Not sure how the new EHR is more demanding and requires more documentation than any other. The requirements are usually more to do with regulation and billing and coding compliance challenges. Keys to EHR success include having engaged providers who become superusers and can help streamline documentation, reduce mouse clicks, eliminate duplicate documentation, automate data field population, reduce note-bloat, judicious use of the copy/paste function (some have eliminated this function as it invariably increases note length, introduces errors and sustains poor communication), adapts for your environment with requiring intense specialization.
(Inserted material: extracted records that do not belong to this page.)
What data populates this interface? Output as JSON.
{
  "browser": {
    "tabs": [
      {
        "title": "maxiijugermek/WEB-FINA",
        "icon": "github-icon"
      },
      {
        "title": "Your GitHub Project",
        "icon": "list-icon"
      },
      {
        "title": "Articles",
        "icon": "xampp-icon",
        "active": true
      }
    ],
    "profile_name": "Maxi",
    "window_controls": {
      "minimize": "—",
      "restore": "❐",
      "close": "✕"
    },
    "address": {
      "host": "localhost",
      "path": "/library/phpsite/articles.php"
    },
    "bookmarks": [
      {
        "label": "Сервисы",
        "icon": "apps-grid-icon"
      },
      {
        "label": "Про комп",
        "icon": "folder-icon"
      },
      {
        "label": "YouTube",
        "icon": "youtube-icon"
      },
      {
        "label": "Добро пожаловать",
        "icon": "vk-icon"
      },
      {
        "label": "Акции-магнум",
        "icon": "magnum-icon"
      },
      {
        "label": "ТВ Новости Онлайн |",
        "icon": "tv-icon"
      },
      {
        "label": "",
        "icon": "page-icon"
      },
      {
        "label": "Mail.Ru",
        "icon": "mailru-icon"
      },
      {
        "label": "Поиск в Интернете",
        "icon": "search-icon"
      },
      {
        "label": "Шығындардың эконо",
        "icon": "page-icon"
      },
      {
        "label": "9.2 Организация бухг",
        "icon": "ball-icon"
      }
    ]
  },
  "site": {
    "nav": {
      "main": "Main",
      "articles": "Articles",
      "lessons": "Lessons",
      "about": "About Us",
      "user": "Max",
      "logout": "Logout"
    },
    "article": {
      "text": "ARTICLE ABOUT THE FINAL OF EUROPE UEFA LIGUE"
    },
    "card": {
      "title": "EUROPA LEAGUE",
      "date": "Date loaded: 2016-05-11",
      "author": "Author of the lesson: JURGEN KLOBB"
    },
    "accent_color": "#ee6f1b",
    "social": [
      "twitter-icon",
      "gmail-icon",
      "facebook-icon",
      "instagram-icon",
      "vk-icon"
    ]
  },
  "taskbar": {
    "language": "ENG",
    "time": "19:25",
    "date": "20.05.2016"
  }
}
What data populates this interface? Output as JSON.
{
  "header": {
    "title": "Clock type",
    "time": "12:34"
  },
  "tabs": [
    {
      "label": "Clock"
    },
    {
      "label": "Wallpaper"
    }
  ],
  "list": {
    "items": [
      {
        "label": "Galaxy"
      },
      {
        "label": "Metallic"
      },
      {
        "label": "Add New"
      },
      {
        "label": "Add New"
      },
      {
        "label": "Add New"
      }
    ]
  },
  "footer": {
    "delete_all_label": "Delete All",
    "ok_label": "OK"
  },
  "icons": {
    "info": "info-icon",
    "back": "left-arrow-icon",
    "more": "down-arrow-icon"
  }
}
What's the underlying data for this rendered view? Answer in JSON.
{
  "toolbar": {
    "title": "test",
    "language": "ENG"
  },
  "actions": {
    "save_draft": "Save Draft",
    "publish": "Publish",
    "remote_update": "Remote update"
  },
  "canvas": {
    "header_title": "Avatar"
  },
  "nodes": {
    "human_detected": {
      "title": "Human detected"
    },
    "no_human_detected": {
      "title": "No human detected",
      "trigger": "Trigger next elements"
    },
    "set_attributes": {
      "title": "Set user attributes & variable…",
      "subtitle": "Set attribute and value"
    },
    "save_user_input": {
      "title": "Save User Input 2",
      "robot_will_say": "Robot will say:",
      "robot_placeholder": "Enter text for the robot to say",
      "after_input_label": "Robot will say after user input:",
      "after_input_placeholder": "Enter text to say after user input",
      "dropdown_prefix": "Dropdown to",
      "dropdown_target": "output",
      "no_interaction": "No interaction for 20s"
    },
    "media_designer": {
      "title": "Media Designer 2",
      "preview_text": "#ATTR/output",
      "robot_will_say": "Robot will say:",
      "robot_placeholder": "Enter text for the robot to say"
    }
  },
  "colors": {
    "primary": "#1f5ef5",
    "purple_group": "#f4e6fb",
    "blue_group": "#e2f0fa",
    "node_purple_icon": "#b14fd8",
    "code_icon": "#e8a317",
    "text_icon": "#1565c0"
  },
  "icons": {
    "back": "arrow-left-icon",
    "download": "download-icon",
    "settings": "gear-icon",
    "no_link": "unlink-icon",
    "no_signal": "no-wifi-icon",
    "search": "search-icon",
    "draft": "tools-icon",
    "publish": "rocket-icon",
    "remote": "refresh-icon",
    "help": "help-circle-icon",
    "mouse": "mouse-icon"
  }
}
Physicians blame a great deal on the EHR system, some of which would be there if they were documenting in paper and would be more challenging in paper format than EHR.
Medical tourism is not for the faint of heart. It is a challenging business with a great deal of risk and unintended consequences. Some challenges include making sure your organization is truly culturally competent, particularly at the care provider level, significant increase in expenses related to costs for this population (translators, travel arrangements, scheduling complexity, very, very delayed payment practices, business cultures that differ significantly from your own, unreasonable outcome expectations, etc etc. A huge challenge for most US systems occurred in the past two years when the price of oil dropped significantly, so did medical tourism. We are still waiting for payment for some of our patients from FY 2015. If you have a truly elite hospital that can be expected to maintain significant outcome differences and a really strong brand, then it is an area where the margins can be very high and worth the risk, otherwise there are easier dollars to chase.